America v. 2.1 is a day in the life of a troupe of historical re-enactors charged with telling the story of what was once was the American Negro, a woeful race once featured prominently in the American landscape, but whose time has been extinguished at their own foolish hand. The troupe finds themselves at odds with the state of their own existences while being painfully oblivious to the parallels and intersections their lives draw to that of the very Negroes whose story they are bound to tell. As this oblivion fades and they are faced with their stark reality, this day in the life of actors, becomes a day of reckoning.
The production's cast features: Ansa Akyea as "Donavan," Jordan Barrow as "Grant," Kalyne Coleman as "Leigh," Peterson Townsend as "Jeffery" and Peggy Pharr Wilson as "The Voice."
The production's creative team includes: Stacey Rose (Playwright), Otis Cortez Ramsey-Zöe (Dramaturg), Kevin Boseman (Choreographer), Logan Vaughn (Director), Luqman Brown (Sound Designer), Ntokozo Fuzunina Kunene (Costume Designer), Jack Magaw (Scenic Designer), Cha See (Lighting Designer) and Geoff Boronda (Production Stage Management.
For tickets and more information about America V. 21, tap here.
Let's see what the critics have to say...
Steve Barnes, Times Union: Jordan Barrow, as the youngest member of the cast, excels as several characters including a hip-hop mogul; Kalyne Coleman zestily creates Sparks, who says, "I'm gonna smash that cracker's head" before slashing the throats of everyone on her Alabama bus; Ansa Akyea wickedly spoofs Bill Cosby and Barack Obama; Peterson Townsend brings heart as the cast member with the loudest conscience about the performers' complicity in their theater of lies; and the unseen Peggy Pharr Wilson provides the voice of godlike overseer.
Marc Savitt, BroadwayWorld: Rose's work adeptly weaves together the play within the play and the interaction of the players. We are presented with a large volume of information in an amusing, entertaining, and highly effective way that makes us question whether historical facts, as we have come to know them, are indeed accurate or perhaps, the convenient truths that those with a power base would like us to accept without question. It shows how fragile the truths we hold to be self-evident are. How what some might do in the pursuit of happiness, might not be in the best interest of all involved. And, how that which we consider to be reality might be largely influenced by perspective and circumstance.
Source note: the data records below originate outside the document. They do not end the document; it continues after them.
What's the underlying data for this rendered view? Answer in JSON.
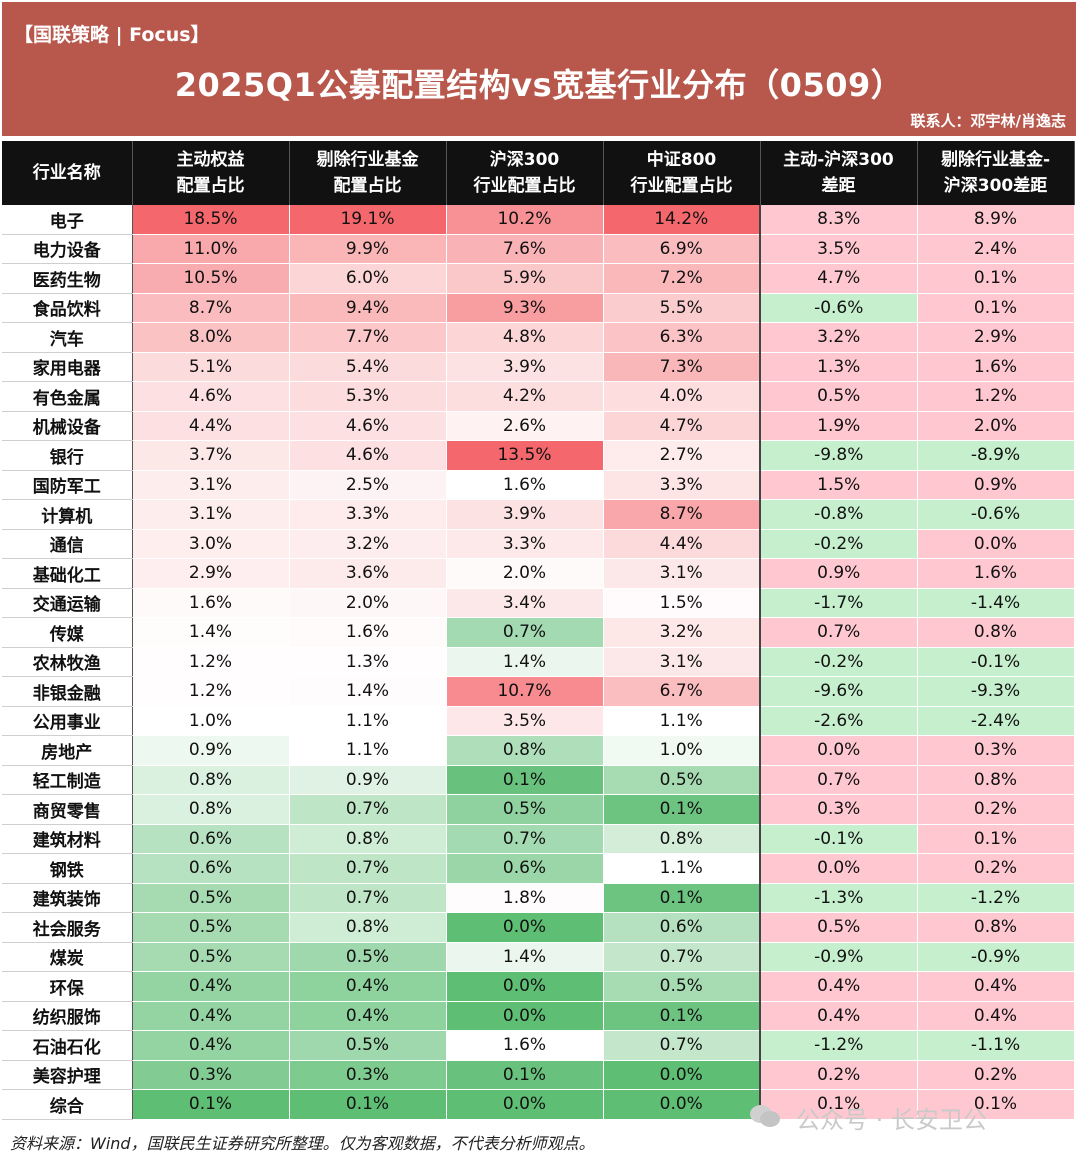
{
  "header": {
    "tag": "【国联策略 | Focus】",
    "title": "2025Q1公募配置结构vs宽基行业分布（0509）",
    "contact": "联系人：邓宇林/肖逸志"
  },
  "footer": {
    "source": "资料来源：Wind，国联民生证券研究所整理。仅为客观数据，不代表分析师观点。",
    "watermark": "公众号 · 长安卫公"
  },
  "colors": {
    "red_strong": "#f4676c",
    "green_strong": "#5ebe74",
    "pos_diff": "#ffc8d0",
    "neg_diff": "#c6efce"
  },
  "chart_data": {
    "type": "table",
    "title": "2025Q1公募配置结构vs宽基行业分布（0509）",
    "columns": [
      {
        "key": "name",
        "label1": "行业名称",
        "label2": ""
      },
      {
        "key": "active",
        "label1": "主动权益",
        "label2": "配置占比"
      },
      {
        "key": "ex_sector",
        "label1": "剔除行业基金",
        "label2": "配置占比"
      },
      {
        "key": "hs300",
        "label1": "沪深300",
        "label2": "行业配置占比"
      },
      {
        "key": "zz800",
        "label1": "中证800",
        "label2": "行业配置占比"
      },
      {
        "key": "diff1",
        "label1": "主动-沪深300",
        "label2": "差距"
      },
      {
        "key": "diff2",
        "label1": "剔除行业基金-",
        "label2": "沪深300差距"
      }
    ],
    "rows": [
      {
        "name": "电子",
        "values": [
          18.5,
          19.1,
          10.2,
          14.2,
          8.3,
          8.9
        ]
      },
      {
        "name": "电力设备",
        "values": [
          11.0,
          9.9,
          7.6,
          6.9,
          3.5,
          2.4
        ]
      },
      {
        "name": "医药生物",
        "values": [
          10.5,
          6.0,
          5.9,
          7.2,
          4.7,
          0.1
        ]
      },
      {
        "name": "食品饮料",
        "values": [
          8.7,
          9.4,
          9.3,
          5.5,
          -0.6,
          0.1
        ]
      },
      {
        "name": "汽车",
        "values": [
          8.0,
          7.7,
          4.8,
          6.3,
          3.2,
          2.9
        ]
      },
      {
        "name": "家用电器",
        "values": [
          5.1,
          5.4,
          3.9,
          7.3,
          1.3,
          1.6
        ]
      },
      {
        "name": "有色金属",
        "values": [
          4.6,
          5.3,
          4.2,
          4.0,
          0.5,
          1.2
        ]
      },
      {
        "name": "机械设备",
        "values": [
          4.4,
          4.6,
          2.6,
          4.7,
          1.9,
          2.0
        ]
      },
      {
        "name": "银行",
        "values": [
          3.7,
          4.6,
          13.5,
          2.7,
          -9.8,
          -8.9
        ]
      },
      {
        "name": "国防军工",
        "values": [
          3.1,
          2.5,
          1.6,
          3.3,
          1.5,
          0.9
        ]
      },
      {
        "name": "计算机",
        "values": [
          3.1,
          3.3,
          3.9,
          8.7,
          -0.8,
          -0.6
        ]
      },
      {
        "name": "通信",
        "values": [
          3.0,
          3.2,
          3.3,
          4.4,
          -0.2,
          0.0
        ]
      },
      {
        "name": "基础化工",
        "values": [
          2.9,
          3.6,
          2.0,
          3.1,
          0.9,
          1.6
        ]
      },
      {
        "name": "交通运输",
        "values": [
          1.6,
          2.0,
          3.4,
          1.5,
          -1.7,
          -1.4
        ]
      },
      {
        "name": "传媒",
        "values": [
          1.4,
          1.6,
          0.7,
          3.2,
          0.7,
          0.8
        ]
      },
      {
        "name": "农林牧渔",
        "values": [
          1.2,
          1.3,
          1.4,
          3.1,
          -0.2,
          -0.1
        ]
      },
      {
        "name": "非银金融",
        "values": [
          1.2,
          1.4,
          10.7,
          6.7,
          -9.6,
          -9.3
        ]
      },
      {
        "name": "公用事业",
        "values": [
          1.0,
          1.1,
          3.5,
          1.1,
          -2.6,
          -2.4
        ]
      },
      {
        "name": "房地产",
        "values": [
          0.9,
          1.1,
          0.8,
          1.0,
          0.0,
          0.3
        ]
      },
      {
        "name": "轻工制造",
        "values": [
          0.8,
          0.9,
          0.1,
          0.5,
          0.7,
          0.8
        ]
      },
      {
        "name": "商贸零售",
        "values": [
          0.8,
          0.7,
          0.5,
          0.1,
          0.3,
          0.2
        ]
      },
      {
        "name": "建筑材料",
        "values": [
          0.6,
          0.8,
          0.7,
          0.8,
          -0.1,
          0.1
        ]
      },
      {
        "name": "钢铁",
        "values": [
          0.6,
          0.7,
          0.6,
          1.1,
          0.0,
          0.2
        ]
      },
      {
        "name": "建筑装饰",
        "values": [
          0.5,
          0.7,
          1.8,
          0.1,
          -1.3,
          -1.2
        ]
      },
      {
        "name": "社会服务",
        "values": [
          0.5,
          0.8,
          0.0,
          0.6,
          0.5,
          0.8
        ]
      },
      {
        "name": "煤炭",
        "values": [
          0.5,
          0.5,
          1.4,
          0.7,
          -0.9,
          -0.9
        ]
      },
      {
        "name": "环保",
        "values": [
          0.4,
          0.4,
          0.0,
          0.5,
          0.4,
          0.4
        ]
      },
      {
        "name": "纺织服饰",
        "values": [
          0.4,
          0.4,
          0.0,
          0.1,
          0.4,
          0.4
        ]
      },
      {
        "name": "石油石化",
        "values": [
          0.4,
          0.5,
          1.6,
          0.7,
          -1.2,
          -1.1
        ]
      },
      {
        "name": "美容护理",
        "values": [
          0.3,
          0.3,
          0.1,
          0.0,
          0.2,
          0.2
        ]
      },
      {
        "name": "综合",
        "values": [
          0.1,
          0.1,
          0.0,
          0.0,
          0.1,
          0.1
        ]
      }
    ]
  }
}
J. Peter Bergmann, The Bershire Edge: Coleman plays the youngest character, but one with enough worldly experience to know what is wrong and what is right in the life-path she leads. In no way a shrinking violet, she does pull back from the romantic tasks she has been assigned, tasks that could guarantee that the title of the play is wrongly written. Her belligerence is beautiful and her movements are graceful, making her an ideal representative of the larger human race rather than a significant representative of just one facet of mankind.